Mut, Weitblick und Konsequenz – Innenminister Karner würdigte Neustrukturierung der Sicherheitsbehörden vor 10 Jahren

Wien (OTS) „Wir feiern heute zehn Jahre Behördenreform, die große Zusammenlegung der Sicherheitsdirektionen mit den Landespolizeikommanden und die Zusammenlegung von Polizei und Gendarmerie vor mehr als 17 Jahren“, sagte Innenminister Gerhard Karner anlässlich der Präsentation „10 Jahre Behördenreform“ am 1. September 2022 in der Wiener Herrengasse. Der Innenminister sagte: „Seit 2012 ist in der Struktur der Polizei und der Sicherheitsverwaltung kein Stein auf dem anderen geblieben – kaum eine andere Organisation trägt so viel Reformkraft in sich wie das BMI und seine nachgeordneten Organisationen und Behörden. “ Dies sei angesichts der neuen und großen Herausforderungen, mit denen der Sicherheitsapparat heute konfrontiert ist, notwendig, ergänzte Karner.

Zwtl.: Historische Verwaltungsreform, trotz vieler Herausforderungen

Nur mit Mut, Weitblick und Konsequenz könnten die wachsenden polizeilichen Aufgaben bewältigt werden, hob der Innenminister hervor. „Mut zu Neuem, Weitblick, um in die Zukunft zu sehen und die Konsequenz, auch umzusetzen, was man sich vorgenommen hat– mit einem klaren Ziel vor Augen“, sagte Karner und ergänzte, dass nicht der kleinste gemeinsame Nenner, sondern der größte gemeinsame Erfolg das Ziel sein müsse.

Der Innenminister erinnerte: „Heute feiern wir diesen großen gemeinsamen Erfolg, weil mit der Verwaltungsreform etwas Historisches gelungen ist – begonnen vor zwanzig Jahren und vor zehn Jahren entscheidend weiterentwickelt.“ Karner appellierte, „offen für Neues zu sein und den Blick über den Tellerrand zu richten.“ Dies sei gerade in der jetzigen Situation und angesichts der Vielzahl an Herausforderungen, besonders wichtig.

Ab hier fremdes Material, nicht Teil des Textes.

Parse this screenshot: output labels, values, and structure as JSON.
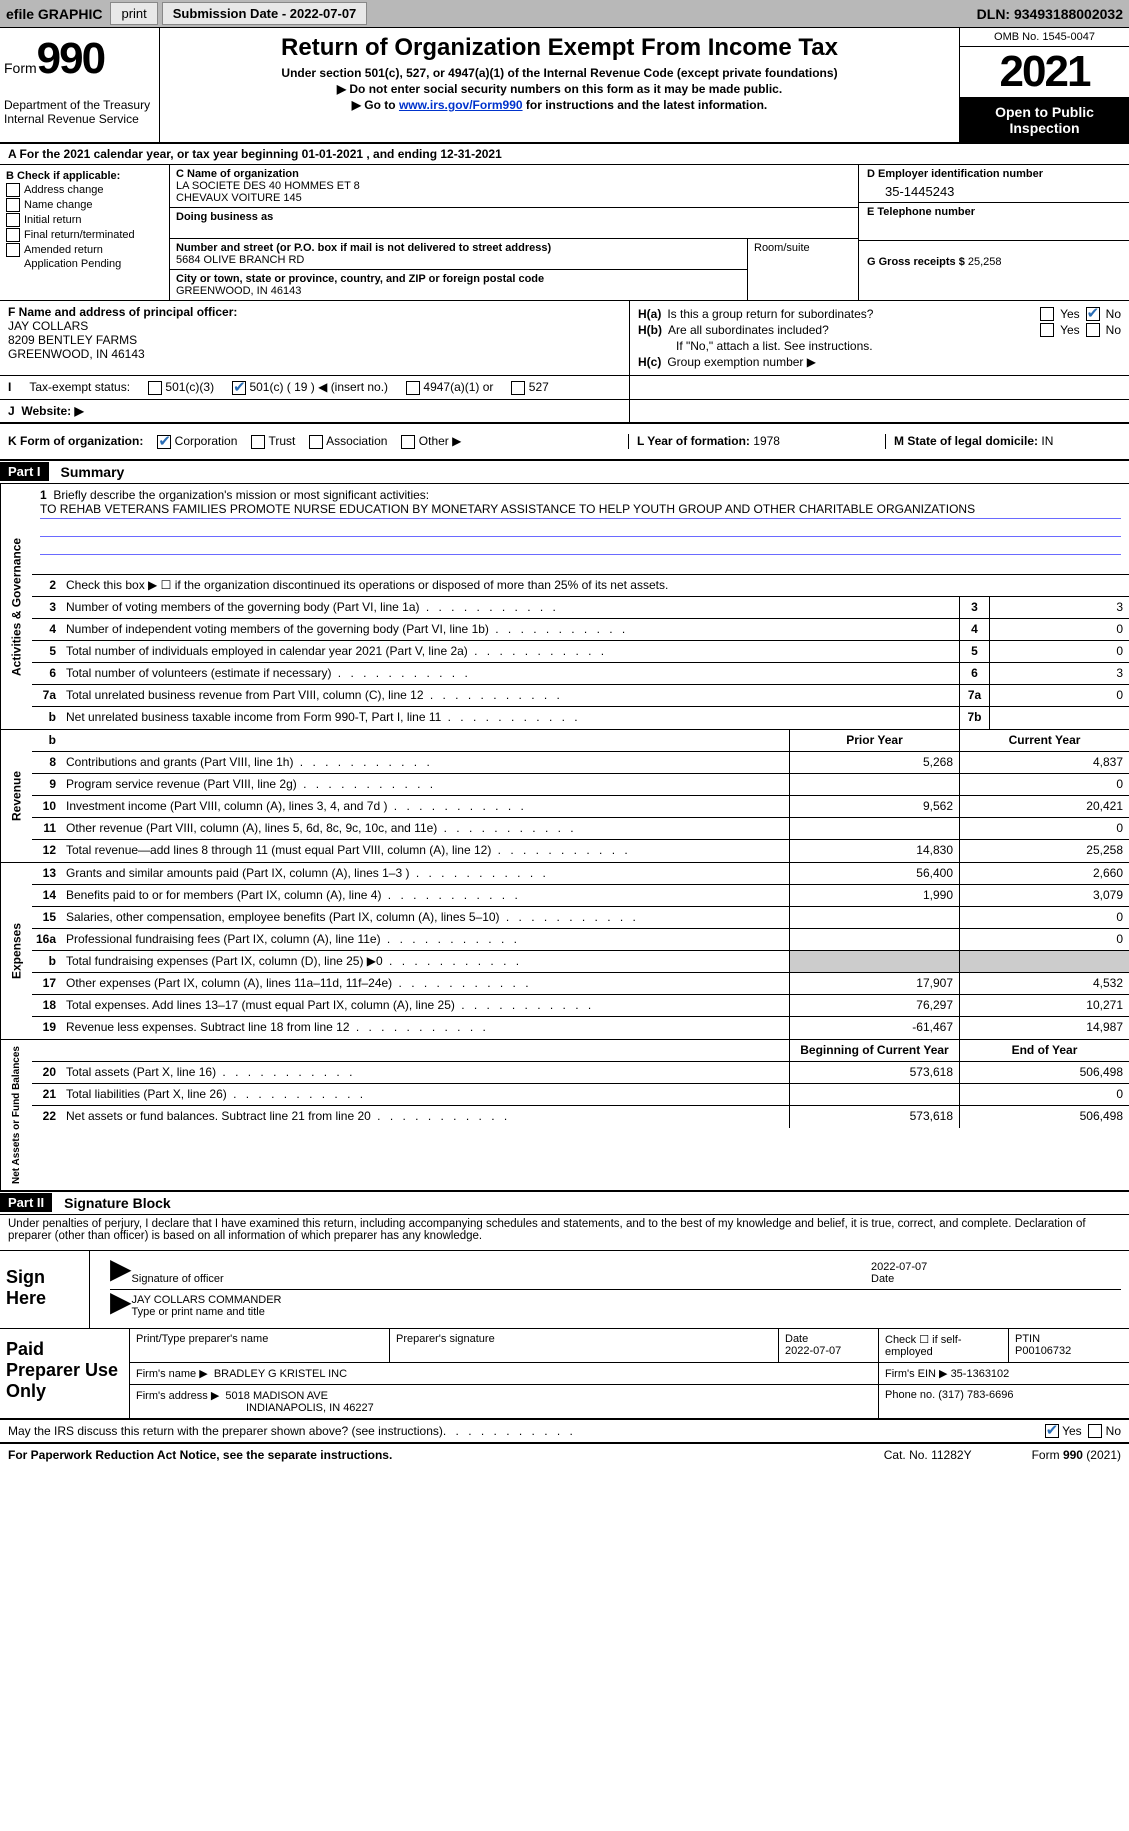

„Die neue Einteilung der BMI-Zentralstelle muss mit Leben gefüllt werden und die Themen Personal, Rekrutierung, Aus- sowie Weiterbildung stärker in den Fokus gerückt werden“, betonte Karner, der in diesem Zusammenhang auf die bevorstehende Umsetzung des Staatsschutzrestrukturierung in den Bundesländern und die Kriminaldienst-Reform verwies. Das klare Ziel laute: „Gemeinsam mit allen Mitarbeiterinnen und Mitarbeitern das Beste für die Organisation, aber vor allem das Beste für die Sicherheit der Menschen in unserem Land zu tun.“

Wesentliche Reformschritte in der österreichischen Sicherheitsstruktur

01. Juli 2005 – Zusammenlegung von Polizei, Gendarmerie und Kriminalbeamtenkorps
01. September 2012 – Zusammenlegung der Sicherheitsdirektionen, Landespolizeikommanden und Polizeidirektionen zu den Landespolizeidirektionen
01. Dezember 2021 – Etablierung der Direktion Staatsschutz und Nachrichtendienst
01. Juli 2022 – Neustrukturierung im Bundesministerium für Inneres (unter anderem Etablierung der Bundespolizeidirektion innerhalb der Generaldirektion für öffentliche Sicherheit)

Gegenwärtig sind eine Reform des Kriminaldienstes, sowie eine Restrukturierung des Staatsschutzes in den Bundesländern im Laufen.